Eliminates Crucial Safeguards on Expedited Removal

Section 3302 would eliminate crucial safeguards on expedited removal and, by erecting new screening barriers, return without asylum hearings people who have significant possibilities of being eligible for asylum to their country of persecution. Expedited Removal already increases the chances of returning individuals to persecution and torture. Indeed, it is already riddled with due process and refugee protection deficiencies that leave people at risk of refoulement to persecution, as Human Rights First documented in its report, Pretense of Protection.

Dangerously Heightens the Credible Fear Standard in Expedited Removal

Section 3202 would increase the screening standard, turning the Credible Fear Interview into a bar to asylum hearings for people who have a “significant possibility” of asylum eligibility. Current law requires that asylum seekers who have a “significant possibility” of establishing their asylum eligibility are provided with actual asylum hearings. Under Section 3202, asylum seekers would be required to meet a higher standard and demonstrate a “reasonable possibility” of establishing asylum to access an asylum hearing or other full assessment. They will need to prove this within days of being encountered, a difficult task after surviving a traumatizing journey. Asylum seekers are overwhelmingly not represented in these interviews, so they will need to prove their “reasonable possibility” without the benefit of counsel, time to recover or collect evidence, and often while detained.

As a result, asylum seekers who have a significant possibility of establishing asylum eligibility but do not meet the new unduly high standard will be returned to persecution and harm without a full consideration of their asylum claim. A similar approach, under the Circumvention of Lawful Pathways Rule, resulted in people being three times as likely to not pass screenings andordered deported, including political dissidents from China and Venezuela and LGBTQ asylum seekers. The United Nations High Commissioner for Refugees has confirmed that higher screening standards subject refugees to undue risk of return to persecution.

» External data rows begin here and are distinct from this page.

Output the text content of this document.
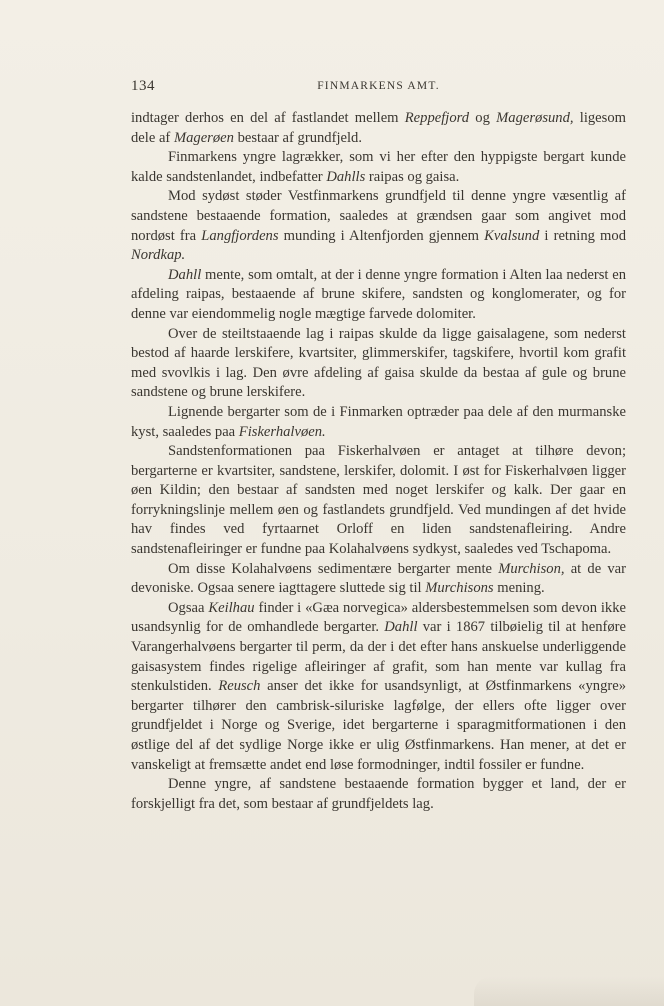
134	FINMARKENS AMT.

indtager derhos en del af fastlandet mellem Reppefjord og Magerøsund, ligesom dele af Magerøen bestaar af grundfjeld.

Finmarkens yngre lagrækker, som vi her efter den hyppigste bergart kunde kalde sandstenlandet, indbefatter Dahlls raipas og gaisa.

Mod sydøst støder Vestfinmarkens grundfjeld til denne yngre væsentlig af sandstene bestaaende formation, saaledes at grændsen gaar som angivet mod nordøst fra Langfjordens munding i Altenfjorden gjennem Kvalsund i retning mod Nordkap.

Dahll mente, som omtalt, at der i denne yngre formation i Alten laa nederst en afdeling raipas, bestaaende af brune skifere, sandsten og konglomerater, og for denne var eiendommelig nogle mægtige farvede dolomiter.

Over de steiltstaaende lag i raipas skulde da ligge gaisalagene, som nederst bestod af haarde lerskifere, kvartsiter, glimmerskifer, tagskifere, hvortil kom grafit med svovlkis i lag. Den øvre afdeling af gaisa skulde da bestaa af gule og brune sandstene og brune lerskifere.

Lignende bergarter som de i Finmarken optræder paa dele af den murmanske kyst, saaledes paa Fiskerhalvøen.

Sandstenformationen paa Fiskerhalvøen er antaget at tilhøre devon; bergarterne er kvartsiter, sandstene, lerskifer, dolomit. I øst for Fiskerhalvøen ligger øen Kildin; den bestaar af sandsten med noget lerskifer og kalk. Der gaar en forrykningslinje mellem øen og fastlandets grundfjeld. Ved mundingen af det hvide hav findes ved fyrtaarnet Orloff en liden sandstenafleiring. Andre sandstenafleiringer er fundne paa Kolahalvøens sydkyst, saaledes ved Tschapoma.

Om disse Kolahalvøens sedimentære bergarter mente Murchison, at de var devoniske. Ogsaa senere iagttagere sluttede sig til Murchisons mening.

Ogsaa Keilhau finder i «Gæa norvegica» aldersbestemmelsen som devon ikke usandsynlig for de omhandlede bergarter. Dahll var i 1867 tilbøielig til at henføre Varangerhalvøens bergarter til perm, da der i det efter hans anskuelse underliggende gaisasystem findes rigelige afleiringer af grafit, som han mente var kullag fra stenkulstiden. Reusch anser det ikke for usandsynligt, at Østfinmarkens «yngre» bergarter tilhører den cambrisk-siluriske lagfølge, der ellers ofte ligger over grundfjeldet i Norge og Sverige, idet bergarterne i sparagmitformationen i den østlige del af det sydlige Norge ikke er ulig Østfinmarkens. Han mener, at det er vanskeligt at fremsætte andet end løse formodninger, indtil fossiler er fundne.

Denne yngre, af sandstene bestaaende formation bygger et land, der er forskjelligt fra det, som bestaar af grundfjeldets lag.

Raising the credible fear standard is not an appropriate way to “weed-out” baseless claims. Instead, the change will affect people who have a significant possibility of establishing their asylum eligibility. Moreover, contrary to misleading assertions that most asylum seekers are not eligible for asylum, Immigration Courts grant relief to the majority of individuals who receive a positive credible fear determination (under the existing “significant possibility” standard).